Menilik Akar Sejarah Islamofobia di Barat

Islam dan Muslim memiliki hubungan historis dengan Barat.

avizora.com
Islamofobia (ilustrasi)
Rep: Umar Mukhtar Red: Agung Sasongko

IHRAM.CO.ID, ANKARA -- Penulis Tharik Hussain membahas bagaimana perjalanannya ke Balkan untuk menyoroti isu-isu seperti identitas dan kepemilikan, akar Islamofobia, dan ketakutan Eropa terhadap 'Turki'. Jejak penjelajah Ottoman abad ke-17, Evliya Celebi, telah dilacak kembali oleh penulis perjalanan dan penulis Tharik Hussain dalam buku barunya, Minarets in the Mountains.

Baca Juga

Hal itu dibahas oleh Nadia Khan, sejarawan dan penulis sekaligus pendiri Golden Threads, dalam sebuah tulisan kolomnya yang dimuat di laman TRT World. Nadia menjelaskan, buku 'Minarets in The Mountains' itu menghidupkan kisah Muslim Eropa yang jarang diceritakan dan menggali sejarah hidup orang-orang Balkan serta warisan dan budaya Muslim Ottoman yang berusia 600 tahun.
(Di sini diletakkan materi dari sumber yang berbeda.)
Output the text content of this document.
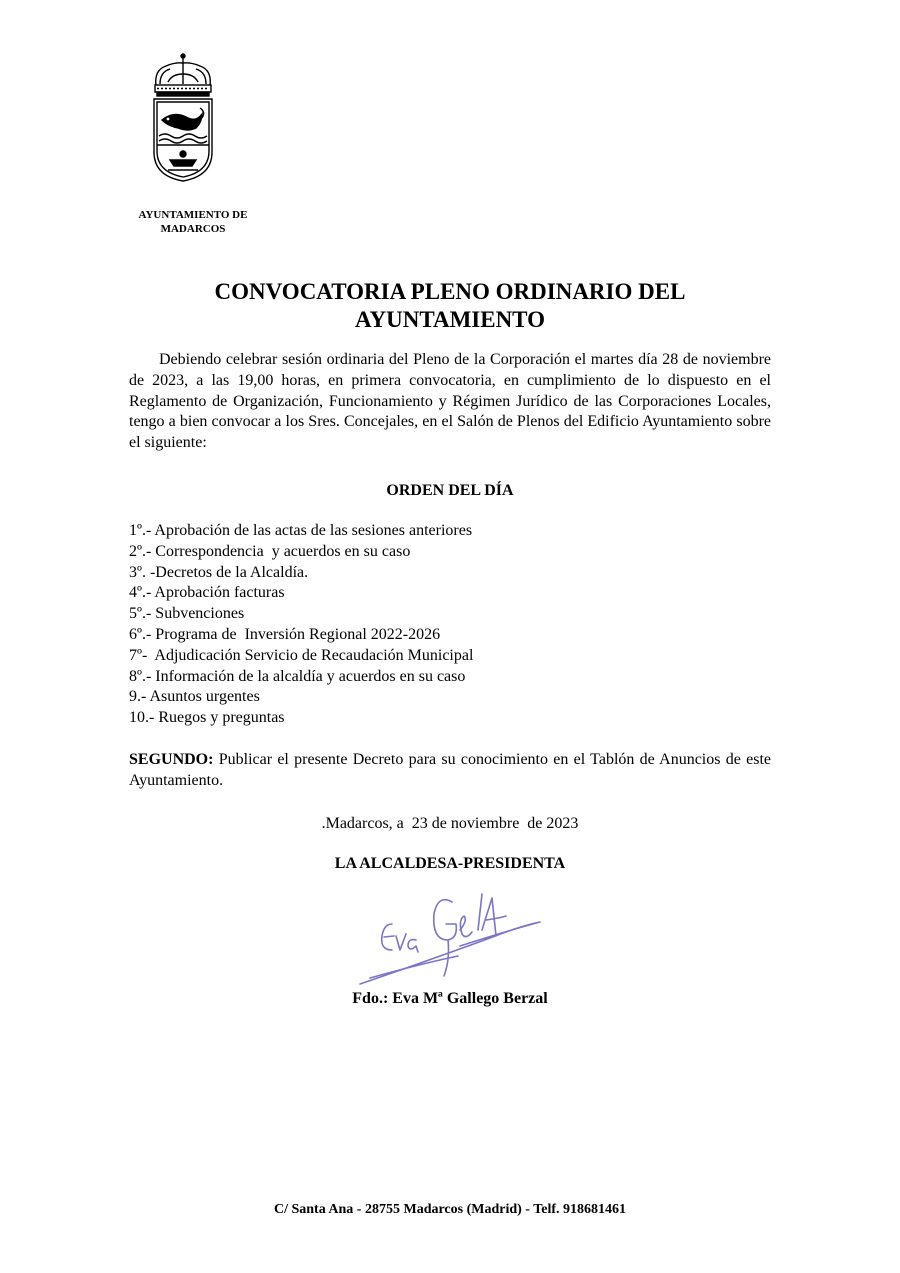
AYUNTAMIENTO DE
MADARCOS
CONVOCATORIA PLENO ORDINARIO DEL
AYUNTAMIENTO

Debiendo celebrar sesión ordinaria del Pleno de la Corporación el martes día 28 de noviembre de 2023, a las 19,00 horas, en primera convocatoria, en cumplimiento de lo dispuesto en el Reglamento de Organización, Funcionamiento y Régimen Jurídico de las Corporaciones Locales, tengo a bien convocar a los Sres. Concejales, en el Salón de Plenos del Edificio Ayuntamiento sobre el siguiente:

ORDEN DEL DÍA
1º.- Aprobación de las actas de las sesiones anteriores
2º.- Correspondencia  y acuerdos en su caso
3º. -Decretos de la Alcaldía.
4º.- Aprobación facturas
5º.- Subvenciones
6º.- Programa de  Inversión Regional 2022-2026
7º-  Adjudicación Servicio de Recaudación Municipal
8º.- Información de la alcaldía y acuerdos en su caso
9.- Asuntos urgentes
10.- Ruegos y preguntas

SEGUNDO: Publicar el presente Decreto para su conocimiento en el Tablón de Anuncios de este Ayuntamiento.

.Madarcos, a  23 de noviembre  de 2023
LA ALCALDESA-PRESIDENTA
Fdo.: Eva Mª Gallego Berzal
C/ Santa Ana - 28755 Madarcos (Madrid) - Telf. 918681461
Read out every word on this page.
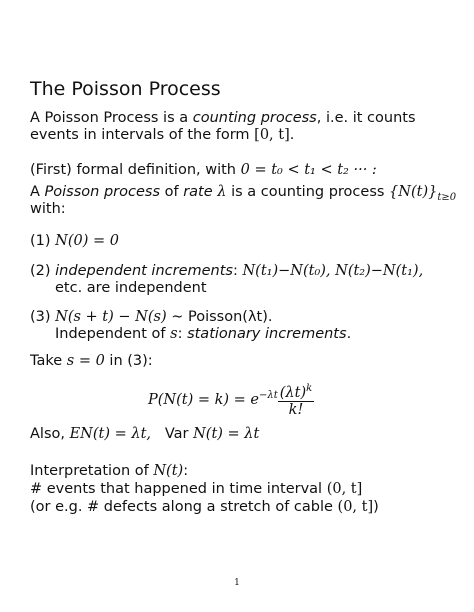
The Poisson Process
A Poisson Process is a counting process, i.e. it counts
events in intervals of the form [0, t].
(First) formal definition, with 0 = t₀ < t₁ < t₂ ··· :
A Poisson process of rate λ is a counting process $\{N(t)\}_{t\ge 0}$
with:
(1) N(0) = 0
(2) independent increments: N(t₁)−N(t₀), N(t₂)−N(t₁),
etc. are independent
(3) N(s + t) − N(s) ∼ Poisson(λt).
Independent of s: stationary increments.
Take s = 0 in (3):
$P(N(t) = k) = e^{-\lambda t} \frac{(\lambda t)^k}{k!}$
Also, EN(t) = λt,   Var N(t) = λt
Interpretation of N(t):
# events that happened in time interval (0, t]
(or e.g. # defects along a stretch of cable (0, t])
1
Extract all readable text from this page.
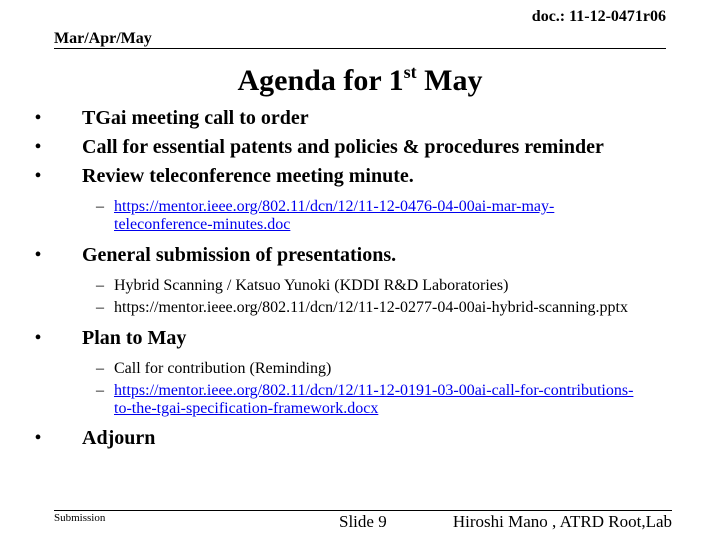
doc.: 11-12-0471r06
Mar/Apr/May
Agenda for 1st May
•	TGai meeting call to order
•	Call for essential patents and policies & procedures reminder
•	Review teleconference meeting minute.
– https://mentor.ieee.org/802.11/dcn/12/11-12-0476-04-00ai-mar-may-teleconference-minutes.doc
•	General submission of presentations.
– Hybrid Scanning / Katsuo Yunoki (KDDI R&D Laboratories)
– https://mentor.ieee.org/802.11/dcn/12/11-12-0277-04-00ai-hybrid-scanning.pptx
•	Plan to May
– Call for contribution (Reminding)
– https://mentor.ieee.org/802.11/dcn/12/11-12-0191-03-00ai-call-for-contributions-to-the-tgai-specification-framework.docx
•	Adjourn
Submission	Slide 9	Hiroshi Mano , ATRD Root,Lab
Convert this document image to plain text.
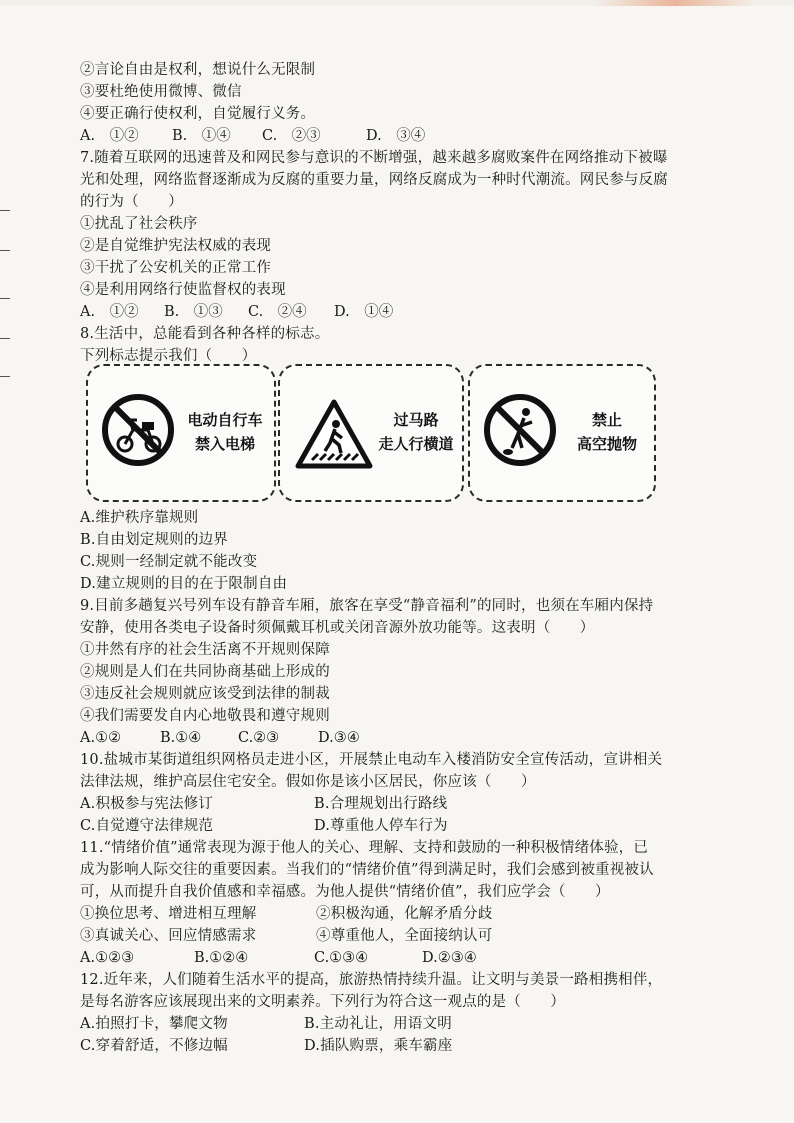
②言论自由是权利，想说什么无限制
③要杜绝使用微博、微信
④要正确行使权利，自觉履行义务。
A.　①② B.　①④ C.　②③	D.　③④
7.随着互联网的迅速普及和网民参与意识的不断增强，越来越多腐败案件在网络推动下被曝
光和处理，网络监督逐渐成为反腐的重要力量，网络反腐成为一种时代潮流。网民参与反腐
的行为（　　）
①扰乱了社会秩序
②是自觉维护宪法权威的表现
③干扰了公安机关的正常工作
④是利用网络行使监督权的表现
A.　①② B.　①③ C.　②④ D.　①④
8.生活中，总能看到各种各样的标志。
下列标志提示我们（　　）
电动自行车
禁入电梯
过马路
走人行横道
禁止
高空抛物
A.维护秩序靠规则
B.自由划定规则的边界
C.规则一经制定就不能改变
D.建立规则的目的在于限制自由
9.目前多趟复兴号列车设有静音车厢，旅客在享受“静音福利”的同时，也须在车厢内保持
安静，使用各类电子设备时须佩戴耳机或关闭音源外放功能等。这表明（　　）
①井然有序的社会生活离不开规则保障
②规则是人们在共同协商基础上形成的
③违反社会规则就应该受到法律的制裁
④我们需要发自内心地敬畏和遵守规则
A.①②	B.①④	C.②③	D.③④
10.盐城市某街道组织网格员走进小区，开展禁止电动车入楼消防安全宣传活动，宣讲相关
法律法规，维护高层住宅安全。假如你是该小区居民，你应该（　　）
A.积极参与宪法修订	B.合理规划出行路线
C.自觉遵守法律规范	D.尊重他人停车行为
11.“情绪价值”通常表现为源于他人的关心、理解、支持和鼓励的一种积极情绪体验，已
成为影响人际交往的重要因素。当我们的“情绪价值”得到满足时，我们会感到被重视被认
可，从而提升自我价值感和幸福感。为他人提供“情绪价值”，我们应学会（　　）
①换位思考、增进相互理解	②积极沟通，化解矛盾分歧
③真诚关心、回应情感需求	④尊重他人，全面接纳认可
A.①②③	B.①②④	C.①③④	D.②③④
12.近年来，人们随着生活水平的提高，旅游热情持续升温。让文明与美景一路相携相伴，
是每名游客应该展现出来的文明素养。下列行为符合这一观点的是（　　）
A.拍照打卡，攀爬文物	B.主动礼让，用语文明
C.穿着舒适，不修边幅	D.插队购票，乘车霸座
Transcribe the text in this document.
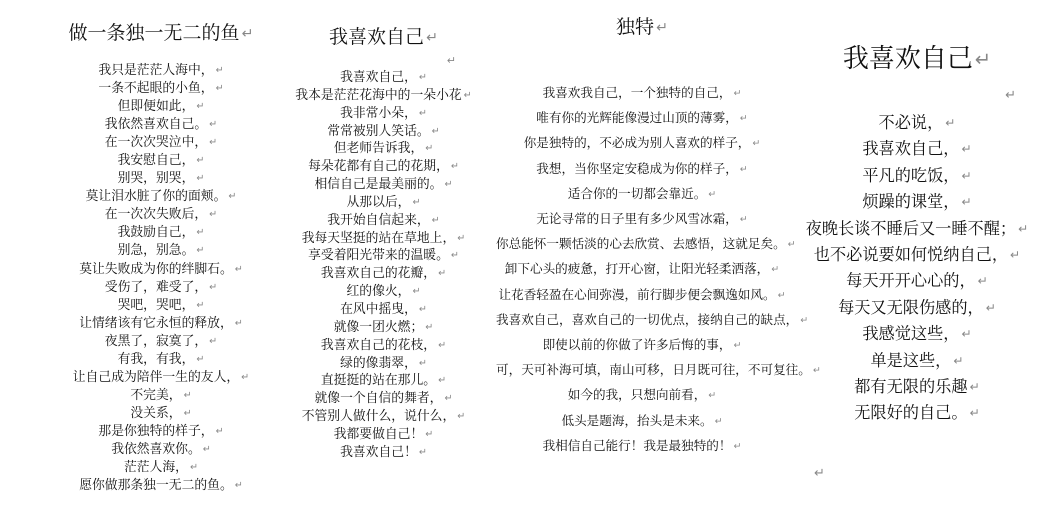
做一条独一无二的鱼 ↵
我只是茫茫人海中， ↵
一条不起眼的小鱼， ↵
但即便如此， ↵
我依然喜欢自己。 ↵
在一次次哭泣中， ↵
我安慰自己， ↵
别哭，别哭， ↵
莫让泪水脏了你的面颊。 ↵
在一次次失败后， ↵
我鼓励自己， ↵
别急，别急。 ↵
莫让失败成为你的绊脚石。 ↵
受伤了，难受了， ↵
哭吧，哭吧， ↵
让情绪该有它永恒的释放， ↵
夜黑了，寂寞了， ↵
有我，有我， ↵
让自己成为陪伴一生的友人， ↵
不完美， ↵
没关系， ↵
那是你独特的样子， ↵
我依然喜欢你。 ↵
茫茫人海， ↵
愿你做那条独一无二的鱼。 ↵
我喜欢自己 ↵
↵
我喜欢自己， ↵
我本是茫茫花海中的一朵小花 ↵
我非常小朵， ↵
常常被别人笑话。 ↵
但老师告诉我， ↵
每朵花都有自己的花期， ↵
相信自己是最美丽的。 ↵
从那以后， ↵
我开始自信起来， ↵
我每天坚挺的站在草地上， ↵
享受着阳光带来的温暖。 ↵
我喜欢自己的花瓣， ↵
红的像火， ↵
在风中摇曳， ↵
就像一团火燃； ↵
我喜欢自己的花枝， ↵
绿的像翡翠， ↵
直挺挺的站在那儿。 ↵
就像一个自信的舞者， ↵
不管别人做什么，说什么， ↵
我都要做自己！ ↵
我喜欢自己！ ↵
独特 ↵
我喜欢我自己，一个独特的自己， ↵
唯有你的光辉能像漫过山顶的薄雾， ↵
你是独特的，不必成为别人喜欢的样子， ↵
我想，当你坚定安稳成为你的样子， ↵
适合你的一切都会靠近。 ↵
无论寻常的日子里有多少风雪冰霜， ↵
你总能怀一颗恬淡的心去欣赏、去感悟，这就足矣。 ↵
卸下心头的疲惫，打开心窗，让阳光轻柔洒落， ↵
让花香轻盈在心间弥漫，前行脚步便会飘逸如风。 ↵
我喜欢自己，喜欢自己的一切优点，接纳自己的缺点， ↵
即使以前的你做了许多后悔的事， ↵
可，天可补海可填，南山可移，日月既可往，不可复往。 ↵
如今的我，只想向前看， ↵
低头是题海，抬头是未来。 ↵
我相信自己能行！我是最独特的！ ↵
我喜欢自己 ↵
↵
不必说， ↵
我喜欢自己， ↵
平凡的吃饭， ↵
烦躁的课堂， ↵
夜晚长谈不睡后又一睡不醒； ↵
也不必说要如何悦纳自己， ↵
每天开开心心的， ↵
每天又无限伤感的， ↵
我感觉这些， ↵
单是这些， ↵
都有无限的乐趣 ↵
无限好的自己。 ↵
↵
"Saat kita melakukan perjalanan melalui Bulan Kesadaran Islamofobia pada bulan November ini, dan merenungkan kebencian, pengucilan, kesalahpahaman, dan penggambaran yang salah terhadap Muslim dari semua latar belakang ras dan etnis, kisah tentang Muslim berambut pirang, bermata biru, dan kulit putih asli Eropa ini memberikan banyak bahan pemikiran tentang sifat retorika anti-Muslim dari masa lalu hingga saat ini," ujar dia.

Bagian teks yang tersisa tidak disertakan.